Sylvia Gong
July 26, 17
My focus for final project would be movies on IMDB. Every year, thousands of movies are produced worldwide. Before going to cinema, people tend to check IMDB to see whether their favourite actors and directors are in the cast list, how high the movie scores and probably check on the critics of the movie. Then, they will decide whether or not they are willing to buy a ticket.
What interests me is how investors make their decisions and make predictions on the performance of incoming movies. Do they have certain evaluation method or criteria to see if the movie has potential to attract the audience and make profits? How much they can rely on IMDB scores to maximize the Movie Box? And to what extent should they post ads on facebook? I hope to provide a reference for investors by analyzing the correlation of facebook likes vs IMDB score, Comparing net profit with movie type and sorting the top 50 actors and directors based on the IMDB score of movies they are involved in.
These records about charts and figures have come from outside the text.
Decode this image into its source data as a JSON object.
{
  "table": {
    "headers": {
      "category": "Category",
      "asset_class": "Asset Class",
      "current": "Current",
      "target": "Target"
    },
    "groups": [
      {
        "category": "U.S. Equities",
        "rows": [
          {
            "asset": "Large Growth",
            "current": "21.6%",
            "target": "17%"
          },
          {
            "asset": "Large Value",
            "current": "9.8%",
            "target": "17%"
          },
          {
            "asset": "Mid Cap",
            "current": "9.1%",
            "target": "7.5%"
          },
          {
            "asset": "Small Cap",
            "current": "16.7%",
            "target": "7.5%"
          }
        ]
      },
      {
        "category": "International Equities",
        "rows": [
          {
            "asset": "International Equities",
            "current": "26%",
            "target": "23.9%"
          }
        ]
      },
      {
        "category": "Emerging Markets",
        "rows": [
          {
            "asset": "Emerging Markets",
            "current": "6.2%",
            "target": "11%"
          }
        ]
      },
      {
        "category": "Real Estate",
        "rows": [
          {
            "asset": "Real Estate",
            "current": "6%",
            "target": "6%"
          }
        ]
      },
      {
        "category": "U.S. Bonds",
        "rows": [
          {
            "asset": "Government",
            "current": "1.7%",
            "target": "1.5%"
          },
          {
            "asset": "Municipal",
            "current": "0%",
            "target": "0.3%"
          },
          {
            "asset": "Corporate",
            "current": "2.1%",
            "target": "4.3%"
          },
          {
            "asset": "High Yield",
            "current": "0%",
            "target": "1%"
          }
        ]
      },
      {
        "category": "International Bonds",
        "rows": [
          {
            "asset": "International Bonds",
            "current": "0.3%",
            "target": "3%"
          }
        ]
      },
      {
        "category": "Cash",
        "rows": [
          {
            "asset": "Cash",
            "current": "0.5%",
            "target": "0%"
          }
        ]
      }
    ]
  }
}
I will use data from Kaggle. My dataset(IMDB 5000 Movie Dataset)contains 28 variables, spanning across 100 years in 66 countries over 5000 movies from IMDB, scrapped from IMDB by Chuan Sun. Some key variables I plan to use are:
To realize this analysis in R studio, these packages are needed:
library(readr): CSV file, e.g. the read_csv function
library(ggplot2): Data visualization
library(dplyr): Manipulating data
library(tidyverse): Tidying data
Analysis goals and approaches are as follows:
First thing for an investor to consider is how competitive the cast is. So I will generate overall rating of actors and directors respectively based on the mean score of movies they were formerly involved in. Then I will rank and list Top 50 actors and directors to suggest that new movies with these people is a guarantee of high box office and huge success.
Another visualization is basically about the corelation of the movie type& duration vs profit. So I would create a new variable called profit(profit=gross-budget).Then using histogram and bar chart to figure out what type of movie makes the most profit and how duration affects profit.
In order to make marketing and advertising decisions, investors would like to know how effective their ads on facebook are. So I will use scatter plot to examine the correlation between facebook likes and its IMDB score.
Movie investors would like to predict how well a movie will perform before its release. So certain standards would probably include: duration, type, actors and directors and the propaganda means. To examine to what extent these variables are related to the IMDB scores and box office, my analysis would gave answers and provide reference.